Hanging daringly from the top of a mango tree, a young boy plucked ripe balls of gold and tossed them into a sack below.
“Leave my mangoes alone,” screeched an old lady, refusing, even in her angriest moments, to budge from a stool set in the shade.
Falling into a rhythm with the metronomic thudding of fruits, her grumbles became an oddly hypnotic chant soundtracking the afternoon.
Days can be spent doing nothing and moving nowhere in Sierra Leone, a country forever grinding towards a halt. Splashing through waves on a wooden pirogue, I travelled to the Banana Islands, a backpacker haven with a rustic lodge and surprisingly trendy glamping pods.
Leaning against the buttress roots of a kapok tree, beneath a fuzz of white hair, village chief David Jones wearily detangled his nets as if extricating his own complex muddle of thoughts. “Times are difficult,” he sighed, against a ghostly backdrop of far-off mountain peaks. Yards away, below an archway above a path leading to the island, a faded sign read, “This is the centre of Africa”: a sobering reflection on days gone by.
Much of Sierra Leone’s modern misfortune stems from the Civil War, which tore the country apart from 1991 to 2002. Both economically and emotionally, recovery has been slow.
One surprising positive to emerge from the conflict was a brake on deforestation, a battle which has since resumed.
Leading a fight to protect the country’s wild spaces, Sri Lankan-born Bala Amarasekaran founded Freetown’s chimpanzee sanctuary Tacugama in 1995. Victims of an illegal bushmeat and pet trade, more than 100 compromised apes live in an enclosed forest area in hills above the city, where guests can stay nearby in self-catering cabins.
“To be honest, we’re almost at capacity,” Bala told me on a tour of the site, as we watched orphaned chimps swing playfully from ropes and rubber tyres. “That’s why we’re working with many national parks to protect wild chimps. Our animals are ambassadors highlighting their plight.”
Amarasekaran is in the process of building eco-lodges across the country, providing employment to local communities and emphasising the economic value of wildlife.
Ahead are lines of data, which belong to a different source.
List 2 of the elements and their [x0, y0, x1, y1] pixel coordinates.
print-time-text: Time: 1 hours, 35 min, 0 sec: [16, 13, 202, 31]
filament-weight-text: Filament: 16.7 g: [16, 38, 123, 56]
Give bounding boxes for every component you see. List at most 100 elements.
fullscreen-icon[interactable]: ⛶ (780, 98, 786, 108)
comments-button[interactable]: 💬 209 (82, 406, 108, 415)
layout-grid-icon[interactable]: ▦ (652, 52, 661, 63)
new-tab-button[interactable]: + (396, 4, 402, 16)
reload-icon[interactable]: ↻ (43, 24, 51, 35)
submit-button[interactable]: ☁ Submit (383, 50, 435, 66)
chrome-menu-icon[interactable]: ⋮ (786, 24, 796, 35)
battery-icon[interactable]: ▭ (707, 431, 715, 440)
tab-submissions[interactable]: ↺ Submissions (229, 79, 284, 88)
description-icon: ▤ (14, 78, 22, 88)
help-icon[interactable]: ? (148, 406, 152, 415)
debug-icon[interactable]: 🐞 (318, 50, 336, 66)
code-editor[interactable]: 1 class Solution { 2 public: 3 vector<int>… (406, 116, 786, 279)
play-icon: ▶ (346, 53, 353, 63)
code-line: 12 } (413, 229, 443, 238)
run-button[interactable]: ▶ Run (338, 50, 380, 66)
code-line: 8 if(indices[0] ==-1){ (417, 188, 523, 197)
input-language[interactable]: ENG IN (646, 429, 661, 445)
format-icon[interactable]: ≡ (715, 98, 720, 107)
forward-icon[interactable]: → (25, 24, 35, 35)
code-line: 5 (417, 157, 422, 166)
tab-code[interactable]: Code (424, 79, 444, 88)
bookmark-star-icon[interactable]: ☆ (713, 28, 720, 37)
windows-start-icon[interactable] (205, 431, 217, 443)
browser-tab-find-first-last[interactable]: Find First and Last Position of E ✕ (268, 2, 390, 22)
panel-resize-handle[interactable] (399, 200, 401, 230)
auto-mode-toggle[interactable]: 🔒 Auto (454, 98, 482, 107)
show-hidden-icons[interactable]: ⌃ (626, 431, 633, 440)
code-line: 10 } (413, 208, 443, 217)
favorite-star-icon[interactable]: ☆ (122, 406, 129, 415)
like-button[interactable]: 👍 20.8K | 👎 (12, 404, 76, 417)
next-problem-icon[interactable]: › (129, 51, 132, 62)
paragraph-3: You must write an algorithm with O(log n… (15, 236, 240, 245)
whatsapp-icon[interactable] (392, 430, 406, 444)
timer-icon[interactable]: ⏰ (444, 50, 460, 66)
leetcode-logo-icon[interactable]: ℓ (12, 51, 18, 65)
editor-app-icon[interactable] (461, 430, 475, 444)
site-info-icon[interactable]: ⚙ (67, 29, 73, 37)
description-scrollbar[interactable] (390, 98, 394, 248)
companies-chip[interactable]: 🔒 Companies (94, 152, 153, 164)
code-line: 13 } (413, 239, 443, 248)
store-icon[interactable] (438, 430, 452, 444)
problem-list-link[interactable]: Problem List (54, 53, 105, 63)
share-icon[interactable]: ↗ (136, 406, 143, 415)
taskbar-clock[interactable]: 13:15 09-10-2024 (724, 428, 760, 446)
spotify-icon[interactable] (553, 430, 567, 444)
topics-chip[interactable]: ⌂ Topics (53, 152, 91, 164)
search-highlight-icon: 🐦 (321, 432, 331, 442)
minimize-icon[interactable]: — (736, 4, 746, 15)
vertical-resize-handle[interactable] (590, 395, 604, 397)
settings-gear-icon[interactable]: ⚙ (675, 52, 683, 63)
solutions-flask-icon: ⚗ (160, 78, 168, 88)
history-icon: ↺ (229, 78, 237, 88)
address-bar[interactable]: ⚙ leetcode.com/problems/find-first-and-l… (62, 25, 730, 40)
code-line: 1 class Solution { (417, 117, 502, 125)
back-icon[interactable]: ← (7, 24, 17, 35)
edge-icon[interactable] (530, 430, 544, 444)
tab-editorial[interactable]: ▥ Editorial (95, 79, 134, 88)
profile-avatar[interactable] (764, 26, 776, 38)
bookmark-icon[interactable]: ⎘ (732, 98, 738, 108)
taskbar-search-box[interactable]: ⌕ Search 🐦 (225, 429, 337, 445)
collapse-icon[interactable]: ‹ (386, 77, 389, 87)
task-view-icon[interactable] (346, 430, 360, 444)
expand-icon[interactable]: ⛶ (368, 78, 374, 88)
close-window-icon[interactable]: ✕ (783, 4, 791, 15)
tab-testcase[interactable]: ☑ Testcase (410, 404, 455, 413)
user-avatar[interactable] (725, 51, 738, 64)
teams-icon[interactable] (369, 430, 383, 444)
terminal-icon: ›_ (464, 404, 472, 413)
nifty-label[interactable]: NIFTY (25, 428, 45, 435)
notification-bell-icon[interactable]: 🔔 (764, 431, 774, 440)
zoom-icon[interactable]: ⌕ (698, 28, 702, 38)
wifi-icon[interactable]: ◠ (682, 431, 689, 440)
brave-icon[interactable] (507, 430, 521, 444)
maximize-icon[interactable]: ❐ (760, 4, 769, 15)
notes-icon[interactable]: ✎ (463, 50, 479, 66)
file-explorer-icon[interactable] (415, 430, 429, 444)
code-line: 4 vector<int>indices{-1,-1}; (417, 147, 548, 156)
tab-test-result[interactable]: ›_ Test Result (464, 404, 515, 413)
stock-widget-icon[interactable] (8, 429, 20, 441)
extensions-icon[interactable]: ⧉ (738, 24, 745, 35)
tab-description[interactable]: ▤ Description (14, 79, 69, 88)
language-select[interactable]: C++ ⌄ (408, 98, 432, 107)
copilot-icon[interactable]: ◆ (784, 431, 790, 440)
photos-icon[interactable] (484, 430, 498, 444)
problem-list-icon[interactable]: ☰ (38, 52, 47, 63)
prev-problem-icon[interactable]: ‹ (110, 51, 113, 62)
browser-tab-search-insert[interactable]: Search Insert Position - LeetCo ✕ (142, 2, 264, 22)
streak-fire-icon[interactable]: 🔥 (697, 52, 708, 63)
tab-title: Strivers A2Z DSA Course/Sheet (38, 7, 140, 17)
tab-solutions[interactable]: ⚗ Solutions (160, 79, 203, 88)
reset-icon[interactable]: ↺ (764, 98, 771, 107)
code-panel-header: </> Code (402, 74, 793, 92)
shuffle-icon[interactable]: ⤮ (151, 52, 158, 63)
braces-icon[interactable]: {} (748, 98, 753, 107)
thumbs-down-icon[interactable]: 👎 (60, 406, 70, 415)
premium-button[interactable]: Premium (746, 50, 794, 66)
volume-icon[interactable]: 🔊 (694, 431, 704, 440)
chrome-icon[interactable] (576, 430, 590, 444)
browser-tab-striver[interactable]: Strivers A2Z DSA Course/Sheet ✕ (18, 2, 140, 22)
This was, after all, the first country to which Sir David Attenborough ventured beyond Europe on his quest to find a Picathartes bird in 1954.
Although overshadowed by eastern and southern Africa, the western part of the continent still has thriving pockets of biodiversity. The jewel in Sierra Leone’s wild crown is Tiwai, an inland island on the Moa river in the Southern Province, a five-hour drive from Freetown.
After spending a couple of nights in a former research centre waking up to the squeals of 11 primate species, I’d ended my trip with a 5am boat ride searching for elusive pygmy hippos.
Having to bail out buckets of water after five of us had attempted to pile in, we’d set off along palm-fringed waterways leaving behind shiny new lifejackets dangling from a row of hooks. It was only after alighting midway to carry the plastic rowboat over rapids that I noticed a patchwork of thick plasters taping up holes in the hull.
But in a fledgling destination, every day is an education with new lessons to be learnt. (A boat capable of carrying six Sierra Leoneans, for example, will likely sink with the same number of overfed Europeans onboard.)
A work in progress, Sierra Leone is far from perfect or polished. But like a diamond in the rough, its value is set to rise.
When Freetown’s Cotton Tree fell, thousands came to cut branches for posterity. The roots remain firmly fixed and new shoots have since sprouted from the severed stump. It marks a new era for a country that continues to grow.
Sarah Marshall was a guest of the Sierra Leone tourist board. Rainbow Tours offers a 10-night Sierra Leone Made Simple itinerary from £3,145pp, including B&B accommodation, some meals, transfers and flights.